There are often grey areas in ethical investment. Some clients may reject coal burning power generation but are happy with nuclear generation. Alcohol is often acceptable but gambling or tobacco is not.  A mining company may have a good record of restoring the environment and protecting its workers.

Investor engagement with companies can encourage them to move them towards more ethical and sustainable practices. Divestment is often seen as a last resort as it takes away the ability to engage and influence.

To help in our investment selection we use resources from the Responsible Investment Association of Australasia (RIAA) and the Morningstar Research Sustainability ratings. In asset classes where there are less ethical investment options available, we utilise fund managers who subscribe to the UN supported Principles of Responsible Investment (PRI) and therefore run an ethical screen over their underlying investments.

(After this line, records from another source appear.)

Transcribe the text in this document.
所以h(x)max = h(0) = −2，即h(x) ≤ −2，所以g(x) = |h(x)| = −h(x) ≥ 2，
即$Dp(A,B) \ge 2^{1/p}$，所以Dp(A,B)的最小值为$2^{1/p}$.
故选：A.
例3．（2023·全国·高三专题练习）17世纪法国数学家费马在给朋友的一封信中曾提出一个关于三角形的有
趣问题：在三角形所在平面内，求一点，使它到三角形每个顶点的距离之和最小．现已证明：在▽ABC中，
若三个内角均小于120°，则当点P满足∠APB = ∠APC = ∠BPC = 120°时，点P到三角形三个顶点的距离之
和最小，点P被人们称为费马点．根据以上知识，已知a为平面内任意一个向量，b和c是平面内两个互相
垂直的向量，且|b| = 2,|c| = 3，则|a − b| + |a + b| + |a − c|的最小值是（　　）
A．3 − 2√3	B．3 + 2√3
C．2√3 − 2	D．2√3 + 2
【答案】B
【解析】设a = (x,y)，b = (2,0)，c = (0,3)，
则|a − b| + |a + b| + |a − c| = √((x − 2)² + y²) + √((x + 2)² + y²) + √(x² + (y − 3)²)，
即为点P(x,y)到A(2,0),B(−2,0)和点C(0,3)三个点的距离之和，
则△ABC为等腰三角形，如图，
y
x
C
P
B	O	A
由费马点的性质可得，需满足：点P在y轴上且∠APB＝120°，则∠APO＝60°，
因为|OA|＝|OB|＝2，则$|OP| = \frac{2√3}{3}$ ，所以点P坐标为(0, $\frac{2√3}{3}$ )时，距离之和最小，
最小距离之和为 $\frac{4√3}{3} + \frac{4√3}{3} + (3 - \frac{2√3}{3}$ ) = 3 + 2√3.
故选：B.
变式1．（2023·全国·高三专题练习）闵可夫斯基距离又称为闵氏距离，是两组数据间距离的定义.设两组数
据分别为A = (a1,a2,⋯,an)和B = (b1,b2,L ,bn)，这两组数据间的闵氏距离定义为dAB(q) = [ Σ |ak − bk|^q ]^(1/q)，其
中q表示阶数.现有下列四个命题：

Saturn Portfolio is a member of RIAA which works to actively promotes responsible investment to fund managers, super funds, analysts and brokers across the region. The 2016 New Zealand Responsible Investment benchmark report showed that responsible investments in NZ grew to $77.1 billion by the end of 2015.

The report also showed that the average core responsible investment fund outperformed its peers and the benchmark over multi year periods. http://responsibleinvestment.org/wp-content/uploads/2016/07/RIA413_Benchmark_Factsheet_A4_NZ_v3.pdf

It is encouraging that the movement towards a sustainable future does not have to compromise an investor’s return objectives.